Each Model has a separate 'statements' table, eg. Statements14637794015643685849 (see Models table to map from the statement table number to the name eg. sp1_test2). Each time I run the loader, it adds yet more triples to the specified Model. Would be nice to replace tather than add...
The sparqlTool.php script lets us send queries to the store (if you enter appropriate password or configure read-only access account).
Things to figure out:
list all contexts in some storage?
how to check to see if a database exists, if not create it
exception handling in php?
how to replace all the triples in some context with a new bunch of triples from that source
Problems with Redland:
to report: if there is a graph with no context (ie context=0), list_contexts will fail. Fixed (thanks Morten
Some sample data to play with... What I'm using:
The SKOS parts look like this, where skos is
http://www.w3.org/2004/02/skos/core#
<foaf:Document rdf:about="http://www.w3.org/2004/OWL/">
<dc:subject rdf:resource="#c24"/>
</foaf:Document>
<Concept rdf:about="#c30">
<dc:identifier>30</dc:identifier>
<prefLabel>Politics</prefLabel>
<rdfs:label>Politics</rdfs:label>
<inScheme rdf:resource="#scheme"/>
<broader rdf:resource="#c1"/>
</Concept>
It worked first time:
test (if you s/xxx/the real passwd/, or if i make a read-only account).
here's the query:
PREFIX skos: <http://www.w3.org/2004/02/skos/core#> PREFIX rdf: <http://www.w3.org/1999/02/22-rdf-syntax-ns#> SELECT ?label WHERE (?node skos:prefLabel ?label) (?node rdf:type skos:Concept)
Ugly hack notes: putting a copy of redland.so where my PHP expects it, rather than where the Redland+bindings I built put it.

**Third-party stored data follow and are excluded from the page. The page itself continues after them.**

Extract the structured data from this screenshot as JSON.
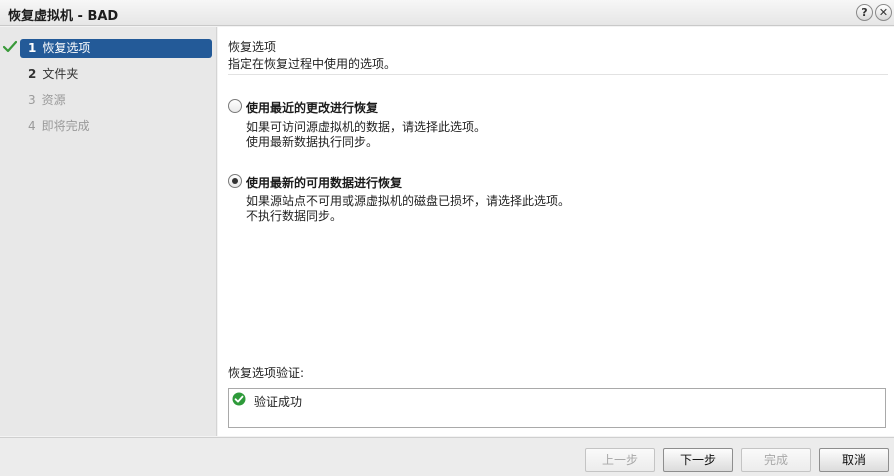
{
  "window": {
    "title": "恢复虚拟机 - BAD",
    "help_glyph": "?",
    "close_glyph": "✕"
  },
  "sidebar": {
    "steps": [
      {
        "num": "1",
        "label": "恢复选项",
        "state": "active"
      },
      {
        "num": "2",
        "label": "文件夹",
        "state": "enabled"
      },
      {
        "num": "3",
        "label": "资源",
        "state": "disabled"
      },
      {
        "num": "4",
        "label": "即将完成",
        "state": "disabled"
      }
    ]
  },
  "header": {
    "title": "恢复选项",
    "description": "指定在恢复过程中使用的选项。"
  },
  "options": [
    {
      "label": "使用最近的更改进行恢复",
      "desc_line1": "如果可访问源虚拟机的数据，请选择此选项。",
      "desc_line2": "使用最新数据执行同步。",
      "selected": false
    },
    {
      "label": "使用最新的可用数据进行恢复",
      "desc_line1": "如果源站点不可用或源虚拟机的磁盘已损坏，请选择此选项。",
      "desc_line2": "不执行数据同步。",
      "selected": true
    }
  ],
  "validation": {
    "label": "恢复选项验证:",
    "status": "验证成功",
    "status_color": "#2e9a3a"
  },
  "footer": {
    "back": "上一步",
    "next": "下一步",
    "finish": "完成",
    "cancel": "取消"
  },
  "colors": {
    "accent": "#235a98"
  }
}
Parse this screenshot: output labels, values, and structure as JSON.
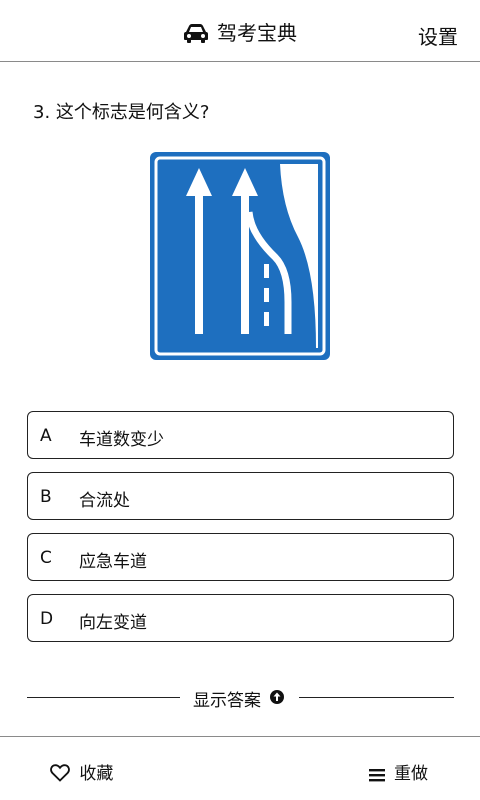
{
  "header": {
    "title": "驾考宝典",
    "settings_label": "设置",
    "title_icon": "car-icon"
  },
  "question": {
    "text": "3. 这个标志是何含义?"
  },
  "sign": {
    "image": "lane-reduction-sign",
    "background_color": "#1e6fbf",
    "marking_color": "#ffffff"
  },
  "options": [
    {
      "letter": "A",
      "text": "车道数变少"
    },
    {
      "letter": "B",
      "text": "合流处"
    },
    {
      "letter": "C",
      "text": "应急车道"
    },
    {
      "letter": "D",
      "text": "向左变道"
    }
  ],
  "reveal": {
    "label": "显示答案",
    "icon": "arrow-up-circle-icon"
  },
  "footer": {
    "favorite_label": "收藏",
    "favorite_icon": "heart-icon",
    "redo_label": "重做",
    "redo_icon": "menu-icon"
  }
}
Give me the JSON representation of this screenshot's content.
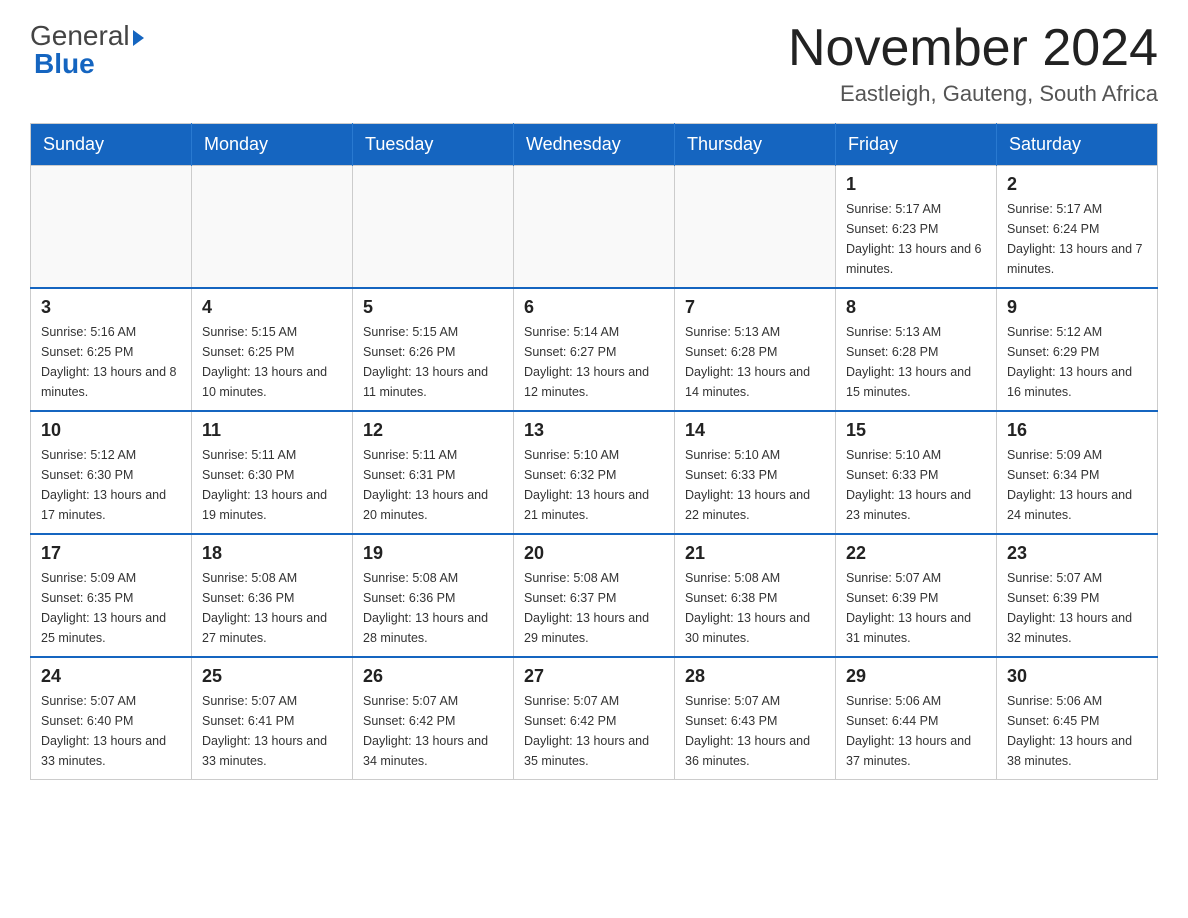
{
  "header": {
    "logo_general": "General",
    "logo_blue": "Blue",
    "title": "November 2024",
    "subtitle": "Eastleigh, Gauteng, South Africa"
  },
  "days_of_week": [
    "Sunday",
    "Monday",
    "Tuesday",
    "Wednesday",
    "Thursday",
    "Friday",
    "Saturday"
  ],
  "weeks": [
    {
      "days": [
        {
          "number": "",
          "info": ""
        },
        {
          "number": "",
          "info": ""
        },
        {
          "number": "",
          "info": ""
        },
        {
          "number": "",
          "info": ""
        },
        {
          "number": "",
          "info": ""
        },
        {
          "number": "1",
          "info": "Sunrise: 5:17 AM\nSunset: 6:23 PM\nDaylight: 13 hours and 6 minutes."
        },
        {
          "number": "2",
          "info": "Sunrise: 5:17 AM\nSunset: 6:24 PM\nDaylight: 13 hours and 7 minutes."
        }
      ]
    },
    {
      "days": [
        {
          "number": "3",
          "info": "Sunrise: 5:16 AM\nSunset: 6:25 PM\nDaylight: 13 hours and 8 minutes."
        },
        {
          "number": "4",
          "info": "Sunrise: 5:15 AM\nSunset: 6:25 PM\nDaylight: 13 hours and 10 minutes."
        },
        {
          "number": "5",
          "info": "Sunrise: 5:15 AM\nSunset: 6:26 PM\nDaylight: 13 hours and 11 minutes."
        },
        {
          "number": "6",
          "info": "Sunrise: 5:14 AM\nSunset: 6:27 PM\nDaylight: 13 hours and 12 minutes."
        },
        {
          "number": "7",
          "info": "Sunrise: 5:13 AM\nSunset: 6:28 PM\nDaylight: 13 hours and 14 minutes."
        },
        {
          "number": "8",
          "info": "Sunrise: 5:13 AM\nSunset: 6:28 PM\nDaylight: 13 hours and 15 minutes."
        },
        {
          "number": "9",
          "info": "Sunrise: 5:12 AM\nSunset: 6:29 PM\nDaylight: 13 hours and 16 minutes."
        }
      ]
    },
    {
      "days": [
        {
          "number": "10",
          "info": "Sunrise: 5:12 AM\nSunset: 6:30 PM\nDaylight: 13 hours and 17 minutes."
        },
        {
          "number": "11",
          "info": "Sunrise: 5:11 AM\nSunset: 6:30 PM\nDaylight: 13 hours and 19 minutes."
        },
        {
          "number": "12",
          "info": "Sunrise: 5:11 AM\nSunset: 6:31 PM\nDaylight: 13 hours and 20 minutes."
        },
        {
          "number": "13",
          "info": "Sunrise: 5:10 AM\nSunset: 6:32 PM\nDaylight: 13 hours and 21 minutes."
        },
        {
          "number": "14",
          "info": "Sunrise: 5:10 AM\nSunset: 6:33 PM\nDaylight: 13 hours and 22 minutes."
        },
        {
          "number": "15",
          "info": "Sunrise: 5:10 AM\nSunset: 6:33 PM\nDaylight: 13 hours and 23 minutes."
        },
        {
          "number": "16",
          "info": "Sunrise: 5:09 AM\nSunset: 6:34 PM\nDaylight: 13 hours and 24 minutes."
        }
      ]
    },
    {
      "days": [
        {
          "number": "17",
          "info": "Sunrise: 5:09 AM\nSunset: 6:35 PM\nDaylight: 13 hours and 25 minutes."
        },
        {
          "number": "18",
          "info": "Sunrise: 5:08 AM\nSunset: 6:36 PM\nDaylight: 13 hours and 27 minutes."
        },
        {
          "number": "19",
          "info": "Sunrise: 5:08 AM\nSunset: 6:36 PM\nDaylight: 13 hours and 28 minutes."
        },
        {
          "number": "20",
          "info": "Sunrise: 5:08 AM\nSunset: 6:37 PM\nDaylight: 13 hours and 29 minutes."
        },
        {
          "number": "21",
          "info": "Sunrise: 5:08 AM\nSunset: 6:38 PM\nDaylight: 13 hours and 30 minutes."
        },
        {
          "number": "22",
          "info": "Sunrise: 5:07 AM\nSunset: 6:39 PM\nDaylight: 13 hours and 31 minutes."
        },
        {
          "number": "23",
          "info": "Sunrise: 5:07 AM\nSunset: 6:39 PM\nDaylight: 13 hours and 32 minutes."
        }
      ]
    },
    {
      "days": [
        {
          "number": "24",
          "info": "Sunrise: 5:07 AM\nSunset: 6:40 PM\nDaylight: 13 hours and 33 minutes."
        },
        {
          "number": "25",
          "info": "Sunrise: 5:07 AM\nSunset: 6:41 PM\nDaylight: 13 hours and 33 minutes."
        },
        {
          "number": "26",
          "info": "Sunrise: 5:07 AM\nSunset: 6:42 PM\nDaylight: 13 hours and 34 minutes."
        },
        {
          "number": "27",
          "info": "Sunrise: 5:07 AM\nSunset: 6:42 PM\nDaylight: 13 hours and 35 minutes."
        },
        {
          "number": "28",
          "info": "Sunrise: 5:07 AM\nSunset: 6:43 PM\nDaylight: 13 hours and 36 minutes."
        },
        {
          "number": "29",
          "info": "Sunrise: 5:06 AM\nSunset: 6:44 PM\nDaylight: 13 hours and 37 minutes."
        },
        {
          "number": "30",
          "info": "Sunrise: 5:06 AM\nSunset: 6:45 PM\nDaylight: 13 hours and 38 minutes."
        }
      ]
    }
  ]
}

Probably should have tried telling Redland where my original php-config lived (ie. under apache) so it could have used the right php installation. Anyway it works for now.
mkdir -p /usr/local/apache/php/lib/php/extensions/no-debug-non-zts-20020429/ cp /usr/lib/php4/20020429/redland.so /usr/local/apache/php/lib/php/extensions/no-debug-non-zts-20020429/
SparqlPress is Semantic Web Vapourware for the masses... (if it gets coded up, will be linked from this page...)